Imports account for more sugar consumption in the United States today than five years ago, but much of that growth has come from Mexico and Central American countries covered by new trade agreements. The growth of Mexican shipments to this country alone has been dramatic, from about 7,300 tons 15 years ago to an anticipated 475,000 tons this year, according to the U.S. Department of Agriculture.

But Mexico's growth has come on the backs of other countries. "If you increase imports from one country, you have to take away from others," said Paul Ryberg, president of the International Sugar Trade Coalition. His group represents growers in Africa and the Caribbean who have quotas to supply 1.1 million tons annually to the United States, but have seen their market share fall because of the free trade agreements. About 40 countries in all have quotas to sell sugar here, accounting for about 20 percent of all sugar consumed domestically.
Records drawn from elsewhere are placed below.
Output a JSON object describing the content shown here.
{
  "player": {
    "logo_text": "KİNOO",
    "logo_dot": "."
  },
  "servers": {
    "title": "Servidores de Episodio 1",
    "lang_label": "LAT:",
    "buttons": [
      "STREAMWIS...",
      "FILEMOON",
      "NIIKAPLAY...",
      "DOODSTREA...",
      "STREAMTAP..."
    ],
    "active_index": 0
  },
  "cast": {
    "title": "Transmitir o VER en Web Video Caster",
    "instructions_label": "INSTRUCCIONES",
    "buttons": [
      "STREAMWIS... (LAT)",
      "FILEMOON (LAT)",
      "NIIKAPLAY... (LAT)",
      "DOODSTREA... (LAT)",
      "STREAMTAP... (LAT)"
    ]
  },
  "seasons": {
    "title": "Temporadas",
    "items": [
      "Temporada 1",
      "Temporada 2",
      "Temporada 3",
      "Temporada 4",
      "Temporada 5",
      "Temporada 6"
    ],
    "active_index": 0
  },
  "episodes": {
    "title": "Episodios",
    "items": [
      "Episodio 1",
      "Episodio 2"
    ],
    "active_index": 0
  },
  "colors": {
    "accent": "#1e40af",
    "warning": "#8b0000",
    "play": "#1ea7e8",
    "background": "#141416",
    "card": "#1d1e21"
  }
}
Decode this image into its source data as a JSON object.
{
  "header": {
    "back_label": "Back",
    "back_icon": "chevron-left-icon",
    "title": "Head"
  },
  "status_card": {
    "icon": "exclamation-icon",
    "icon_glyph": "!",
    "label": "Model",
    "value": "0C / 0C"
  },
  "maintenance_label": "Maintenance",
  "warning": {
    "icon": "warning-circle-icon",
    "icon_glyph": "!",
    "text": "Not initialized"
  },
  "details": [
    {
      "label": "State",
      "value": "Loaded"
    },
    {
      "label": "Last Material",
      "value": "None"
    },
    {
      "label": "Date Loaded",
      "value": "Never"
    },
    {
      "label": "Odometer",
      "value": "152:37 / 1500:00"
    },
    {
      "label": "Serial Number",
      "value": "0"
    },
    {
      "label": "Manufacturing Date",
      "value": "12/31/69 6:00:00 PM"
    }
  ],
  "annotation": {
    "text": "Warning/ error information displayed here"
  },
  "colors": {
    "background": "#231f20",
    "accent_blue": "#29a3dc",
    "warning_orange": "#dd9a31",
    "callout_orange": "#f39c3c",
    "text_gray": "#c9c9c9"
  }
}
Farmers have watched that number climb in recent years, particularly after Hurricane Katrina in 2005. The domestic high-fructose corn syrup industry typically exports huge volumes of syrup to Mexico, displacing Mexican sugar and leading to higher exports of Mexican sugar back here.

"The immediate future is a little less ominous, because the price of corn has made the price of high-fructose corn syrup go up," said David Berg, president and CEO of American Crystal Sugar Co., the Moorhead, Minn.-based cooperative.

The state's three sugar beet cooperatives have fought lately to keep their members focused on sugar beets, traditionally the state's most profitable crop, as prices for corn, wheat and soybeans have soared along with demand. American Crystal's annual shareholders meeting this month revealed that a lot of farmers were thinking about those prices and about whether they could plant crops other than sugar beets, though they are required under contract to grow a certain amount of sugar beets.

Berg said the cooperative plans a 15 to 19 percent drop in production this year, after two years of bumper crops, which should allow its 3,000 members across 850 farms more land to grow some of the more-profitable crops.

"People understand that this too is cyclical and sugar beets have been good over the years and will be stable for years to come," said Sinner, of the Red River Valley Sugarbeet Growers Association, whose members own American Crystal.

The farm bill, which has already consumed more months of debate than originally planned, faces a Friday deadline for passage before old laws take effect. "If we get to Thursday or Friday and we don't have a resolution, I don't know what will happen," Peterson said. "I have no backup strategy."